Iceberg supports all three migration actions for migrating from Hive tables to Iceberg tables:
  • Snapshot Table
  • Migrate Table
  • Add Files
Since Hive tables do not maintain snapshots, the migration process essentially involves creating a new Iceberg table with the existing schema and committing all data files across all partitions to the new Iceberg table.
After the initial migration, any new data files are added to the new Iceberg table using the Add Files action.

Enabling Migration from Hive to Iceberg

The Hive table migration actions are supported by the Spark Integration module via Spark Procedures. The procedures are bundled in the Spark runtime jar, which is available in the Iceberg Release Downloads.

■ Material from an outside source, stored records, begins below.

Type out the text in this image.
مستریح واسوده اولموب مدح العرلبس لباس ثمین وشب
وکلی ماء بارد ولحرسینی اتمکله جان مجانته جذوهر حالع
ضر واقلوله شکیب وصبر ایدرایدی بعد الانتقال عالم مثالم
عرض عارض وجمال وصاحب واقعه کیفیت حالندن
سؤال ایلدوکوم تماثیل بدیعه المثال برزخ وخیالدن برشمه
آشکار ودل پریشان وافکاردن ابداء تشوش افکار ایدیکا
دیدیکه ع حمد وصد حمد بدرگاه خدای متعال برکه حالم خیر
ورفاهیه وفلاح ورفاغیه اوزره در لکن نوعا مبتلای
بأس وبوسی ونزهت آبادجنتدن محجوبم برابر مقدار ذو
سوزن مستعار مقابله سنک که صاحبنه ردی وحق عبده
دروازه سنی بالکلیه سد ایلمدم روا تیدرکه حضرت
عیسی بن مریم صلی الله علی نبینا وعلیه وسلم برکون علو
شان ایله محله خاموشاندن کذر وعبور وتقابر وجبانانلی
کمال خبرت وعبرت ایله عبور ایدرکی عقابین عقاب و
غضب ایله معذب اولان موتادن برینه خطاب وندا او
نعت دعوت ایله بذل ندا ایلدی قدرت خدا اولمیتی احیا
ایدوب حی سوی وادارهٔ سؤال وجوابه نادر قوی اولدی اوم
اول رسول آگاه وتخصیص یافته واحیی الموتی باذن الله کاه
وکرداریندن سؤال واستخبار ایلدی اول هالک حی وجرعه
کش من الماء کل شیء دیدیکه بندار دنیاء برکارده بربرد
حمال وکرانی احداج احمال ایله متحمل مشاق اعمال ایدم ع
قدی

Snapshot Hive Table to Iceberg

To snapshot a Hive table, users can run the following Spark SQL:
CALL catalog_name.system.snapshot('db.source', 'db.dest')
The snapshot action creates a new table with a different name, leaving the source Hive table unchanged. This allows for gradual migration with minimal disruption.

Example

-- Snapshot a Hive table to a new Iceberg table
CALL spark_catalog.system.snapshot('analytics.events', 'analytics.events_iceberg');
See Spark Procedure: snapshot for more details.

Migrate Hive Table To Iceberg

To migrate a Hive table to Iceberg in-place, users can run the following Spark SQL:
CALL catalog_name.system.migrate('db.sample')
The migrate action replaces the source table with an Iceberg table of the same name. All writers must be stopped before running this command.

Example

-- Migrate a Hive table to Iceberg in-place
CALL spark_catalog.system.migrate('analytics.events');
See Spark Procedure: migrate for more details.

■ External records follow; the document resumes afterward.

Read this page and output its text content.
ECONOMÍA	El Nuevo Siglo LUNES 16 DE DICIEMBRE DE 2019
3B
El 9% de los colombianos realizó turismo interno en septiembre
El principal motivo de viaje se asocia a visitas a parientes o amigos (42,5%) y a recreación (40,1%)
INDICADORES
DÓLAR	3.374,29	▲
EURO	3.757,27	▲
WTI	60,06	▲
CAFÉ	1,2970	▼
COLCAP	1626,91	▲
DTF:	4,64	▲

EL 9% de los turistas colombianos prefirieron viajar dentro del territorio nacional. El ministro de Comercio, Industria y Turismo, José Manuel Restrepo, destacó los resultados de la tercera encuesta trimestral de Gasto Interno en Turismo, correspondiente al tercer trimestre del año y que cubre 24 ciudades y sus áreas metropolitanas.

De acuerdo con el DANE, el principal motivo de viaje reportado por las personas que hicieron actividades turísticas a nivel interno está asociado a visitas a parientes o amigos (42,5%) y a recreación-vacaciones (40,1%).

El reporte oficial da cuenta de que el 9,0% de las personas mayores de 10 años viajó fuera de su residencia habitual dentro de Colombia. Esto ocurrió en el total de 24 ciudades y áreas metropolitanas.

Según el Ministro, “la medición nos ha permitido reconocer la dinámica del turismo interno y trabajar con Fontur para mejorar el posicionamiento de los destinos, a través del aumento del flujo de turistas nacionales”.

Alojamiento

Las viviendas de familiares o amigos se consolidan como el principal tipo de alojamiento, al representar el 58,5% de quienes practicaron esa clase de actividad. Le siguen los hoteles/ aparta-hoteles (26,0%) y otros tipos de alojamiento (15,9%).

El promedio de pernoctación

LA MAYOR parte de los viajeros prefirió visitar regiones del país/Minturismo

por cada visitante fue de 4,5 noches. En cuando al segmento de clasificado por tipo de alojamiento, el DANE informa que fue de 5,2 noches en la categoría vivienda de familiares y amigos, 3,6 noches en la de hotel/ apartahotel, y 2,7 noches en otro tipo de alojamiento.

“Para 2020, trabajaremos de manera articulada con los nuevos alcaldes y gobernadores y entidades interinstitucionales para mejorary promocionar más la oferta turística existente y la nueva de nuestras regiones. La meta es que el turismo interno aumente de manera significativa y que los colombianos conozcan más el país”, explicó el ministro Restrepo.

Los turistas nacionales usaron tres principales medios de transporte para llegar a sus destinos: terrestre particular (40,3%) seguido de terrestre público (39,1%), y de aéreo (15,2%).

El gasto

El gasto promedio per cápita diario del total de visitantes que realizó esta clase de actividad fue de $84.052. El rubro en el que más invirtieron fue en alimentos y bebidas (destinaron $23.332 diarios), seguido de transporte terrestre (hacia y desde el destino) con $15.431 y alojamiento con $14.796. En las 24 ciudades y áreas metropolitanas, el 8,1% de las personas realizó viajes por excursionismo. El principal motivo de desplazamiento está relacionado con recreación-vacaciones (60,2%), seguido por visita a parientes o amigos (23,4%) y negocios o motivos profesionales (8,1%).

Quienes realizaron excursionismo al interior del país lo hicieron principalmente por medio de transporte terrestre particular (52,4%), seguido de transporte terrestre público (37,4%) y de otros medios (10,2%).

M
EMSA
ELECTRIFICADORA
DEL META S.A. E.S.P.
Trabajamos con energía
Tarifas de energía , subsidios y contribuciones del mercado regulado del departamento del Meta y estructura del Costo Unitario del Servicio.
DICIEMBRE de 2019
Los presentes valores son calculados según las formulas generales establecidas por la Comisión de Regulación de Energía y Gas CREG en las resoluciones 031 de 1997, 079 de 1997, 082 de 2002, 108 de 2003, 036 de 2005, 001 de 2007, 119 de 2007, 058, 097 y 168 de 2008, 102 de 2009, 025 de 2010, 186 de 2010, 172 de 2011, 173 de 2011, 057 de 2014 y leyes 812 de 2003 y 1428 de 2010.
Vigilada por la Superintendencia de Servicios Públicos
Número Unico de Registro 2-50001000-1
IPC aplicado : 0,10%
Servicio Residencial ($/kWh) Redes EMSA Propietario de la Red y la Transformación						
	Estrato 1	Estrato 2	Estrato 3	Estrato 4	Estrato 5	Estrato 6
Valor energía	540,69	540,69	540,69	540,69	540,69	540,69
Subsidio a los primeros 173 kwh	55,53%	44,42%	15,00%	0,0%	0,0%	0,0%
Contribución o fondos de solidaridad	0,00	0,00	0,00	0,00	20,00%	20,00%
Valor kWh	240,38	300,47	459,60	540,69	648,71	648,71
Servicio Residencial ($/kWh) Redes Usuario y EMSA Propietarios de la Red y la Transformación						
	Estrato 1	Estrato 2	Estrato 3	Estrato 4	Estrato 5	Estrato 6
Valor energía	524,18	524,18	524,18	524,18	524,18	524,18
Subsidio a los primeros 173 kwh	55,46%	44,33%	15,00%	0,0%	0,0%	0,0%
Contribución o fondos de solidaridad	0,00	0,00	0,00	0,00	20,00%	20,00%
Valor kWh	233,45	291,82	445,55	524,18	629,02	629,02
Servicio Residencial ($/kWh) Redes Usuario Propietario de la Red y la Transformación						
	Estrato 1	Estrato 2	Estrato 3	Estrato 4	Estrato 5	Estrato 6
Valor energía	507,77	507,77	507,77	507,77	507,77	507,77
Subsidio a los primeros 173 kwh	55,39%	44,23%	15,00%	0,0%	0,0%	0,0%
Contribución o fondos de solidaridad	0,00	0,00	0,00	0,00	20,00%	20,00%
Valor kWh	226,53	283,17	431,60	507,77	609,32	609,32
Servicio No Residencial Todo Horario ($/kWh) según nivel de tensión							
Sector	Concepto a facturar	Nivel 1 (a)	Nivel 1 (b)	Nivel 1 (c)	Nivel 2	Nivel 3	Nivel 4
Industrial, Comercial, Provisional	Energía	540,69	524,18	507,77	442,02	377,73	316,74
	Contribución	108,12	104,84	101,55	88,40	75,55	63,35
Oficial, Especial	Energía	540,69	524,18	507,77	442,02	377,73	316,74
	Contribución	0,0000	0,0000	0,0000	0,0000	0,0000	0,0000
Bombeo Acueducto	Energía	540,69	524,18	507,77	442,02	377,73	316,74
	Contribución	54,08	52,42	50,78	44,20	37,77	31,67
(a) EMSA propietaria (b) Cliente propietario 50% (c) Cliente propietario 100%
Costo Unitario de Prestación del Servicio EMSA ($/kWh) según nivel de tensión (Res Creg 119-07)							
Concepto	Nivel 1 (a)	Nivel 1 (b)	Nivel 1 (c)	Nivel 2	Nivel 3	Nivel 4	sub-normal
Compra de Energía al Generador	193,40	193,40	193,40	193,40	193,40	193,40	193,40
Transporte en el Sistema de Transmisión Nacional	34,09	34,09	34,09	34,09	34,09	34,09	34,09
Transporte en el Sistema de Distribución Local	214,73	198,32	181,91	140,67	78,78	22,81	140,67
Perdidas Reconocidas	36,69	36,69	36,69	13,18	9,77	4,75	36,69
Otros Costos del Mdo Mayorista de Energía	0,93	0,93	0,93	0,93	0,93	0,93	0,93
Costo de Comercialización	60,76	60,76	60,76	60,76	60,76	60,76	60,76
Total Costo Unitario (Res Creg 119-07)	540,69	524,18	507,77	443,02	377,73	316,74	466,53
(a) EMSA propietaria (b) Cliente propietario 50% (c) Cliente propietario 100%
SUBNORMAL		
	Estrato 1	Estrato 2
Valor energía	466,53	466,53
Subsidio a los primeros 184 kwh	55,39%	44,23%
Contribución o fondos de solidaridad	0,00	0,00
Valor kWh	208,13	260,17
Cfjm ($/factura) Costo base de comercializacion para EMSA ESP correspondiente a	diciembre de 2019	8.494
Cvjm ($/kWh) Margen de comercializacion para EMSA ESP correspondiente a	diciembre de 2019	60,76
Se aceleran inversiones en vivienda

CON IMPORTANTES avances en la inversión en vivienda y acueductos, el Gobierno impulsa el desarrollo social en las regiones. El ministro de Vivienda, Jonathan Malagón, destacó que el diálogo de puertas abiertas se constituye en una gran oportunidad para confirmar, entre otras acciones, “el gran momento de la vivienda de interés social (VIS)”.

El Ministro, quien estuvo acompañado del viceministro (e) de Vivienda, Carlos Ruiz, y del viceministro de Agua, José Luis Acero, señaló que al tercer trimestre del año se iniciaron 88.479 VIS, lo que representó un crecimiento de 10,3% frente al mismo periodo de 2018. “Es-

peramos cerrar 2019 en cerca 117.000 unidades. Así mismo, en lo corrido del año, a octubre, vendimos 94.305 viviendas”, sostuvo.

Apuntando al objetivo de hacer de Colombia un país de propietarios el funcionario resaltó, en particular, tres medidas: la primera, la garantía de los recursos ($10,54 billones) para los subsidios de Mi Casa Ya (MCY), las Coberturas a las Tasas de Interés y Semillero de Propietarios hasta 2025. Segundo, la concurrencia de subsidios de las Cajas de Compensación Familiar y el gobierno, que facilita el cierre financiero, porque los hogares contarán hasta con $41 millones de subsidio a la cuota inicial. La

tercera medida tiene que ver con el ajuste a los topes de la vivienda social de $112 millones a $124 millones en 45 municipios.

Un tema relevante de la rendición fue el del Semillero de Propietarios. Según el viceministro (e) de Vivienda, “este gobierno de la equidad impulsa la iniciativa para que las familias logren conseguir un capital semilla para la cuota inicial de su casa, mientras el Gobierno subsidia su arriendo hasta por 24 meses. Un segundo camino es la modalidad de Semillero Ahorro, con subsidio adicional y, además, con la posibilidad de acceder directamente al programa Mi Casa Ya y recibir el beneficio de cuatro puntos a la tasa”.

Add Files From Hive Table to Iceberg

To add data files from a Hive table to a given Iceberg table, users can run the following Spark SQL:
CALL spark_catalog.system.add_files(
  table => 'db.tbl',
  source_table => 'db.src_tbl'
)
This is useful for catching up files that were added to the Hive table after the initial migration.

Example

-- Add new files from Hive table to existing Iceberg table
CALL spark_catalog.system.add_files(
  table => 'analytics.events_iceberg',
  source_table => 'analytics.events'
);
See Spark Procedure: add_files for more details.

Migration Workflow

Here’s a typical workflow for migrating Hive tables to Iceberg:
1

Prepare for migration

Identify the Hive tables to migrate and ensure you have the necessary permissions and access to both the source and destination catalogs.
2

Choose migration strategy

Decide between:
  • Snapshot: Create a new table with a different name (safer, allows gradual migration)
  • Migrate: Replace the existing table in-place (requires downtime)
3

Run migration

Execute the appropriate Spark procedure:
-- For snapshot
CALL spark_catalog.system.snapshot('db.source', 'db.dest');

-- OR for in-place migration
CALL spark_catalog.system.migrate('db.table');
4

Verify migration

Query both tables to verify the data was migrated correctly:
-- Compare row counts
SELECT COUNT(*) FROM db.source;
SELECT COUNT(*) FROM db.dest;

-- Verify schema
DESCRIBE EXTENDED db.dest;
5

Handle incremental updates

If new data is added to the Hive table after migration, use the add_files procedure:
CALL spark_catalog.system.add_files(
  table => 'db.dest',
  source_table => 'db.source'
);
6

Switch workloads

Gradually switch read and write workloads to the new Iceberg table.

Supported File Formats

Iceberg supports migrating Hive tables with the following file formats:

ORC

Optimized Row Columnar format

Parquet

Apache Parquet columnar format

Avro

Apache Avro row-based format

Best Practices

Before migrating production tables, test the migration process on a copy or subset of your data to ensure everything works as expected.
Large tables with many partitions may take longer to migrate. Monitor the migration progress and plan accordingly.
For production tables with active workloads, use the snapshot approach to minimize disruption. This allows you to verify the migration before switching over.
After successful migration and verification, clean up the old Hive tables to free up storage space. Ensure you have backups before deletion.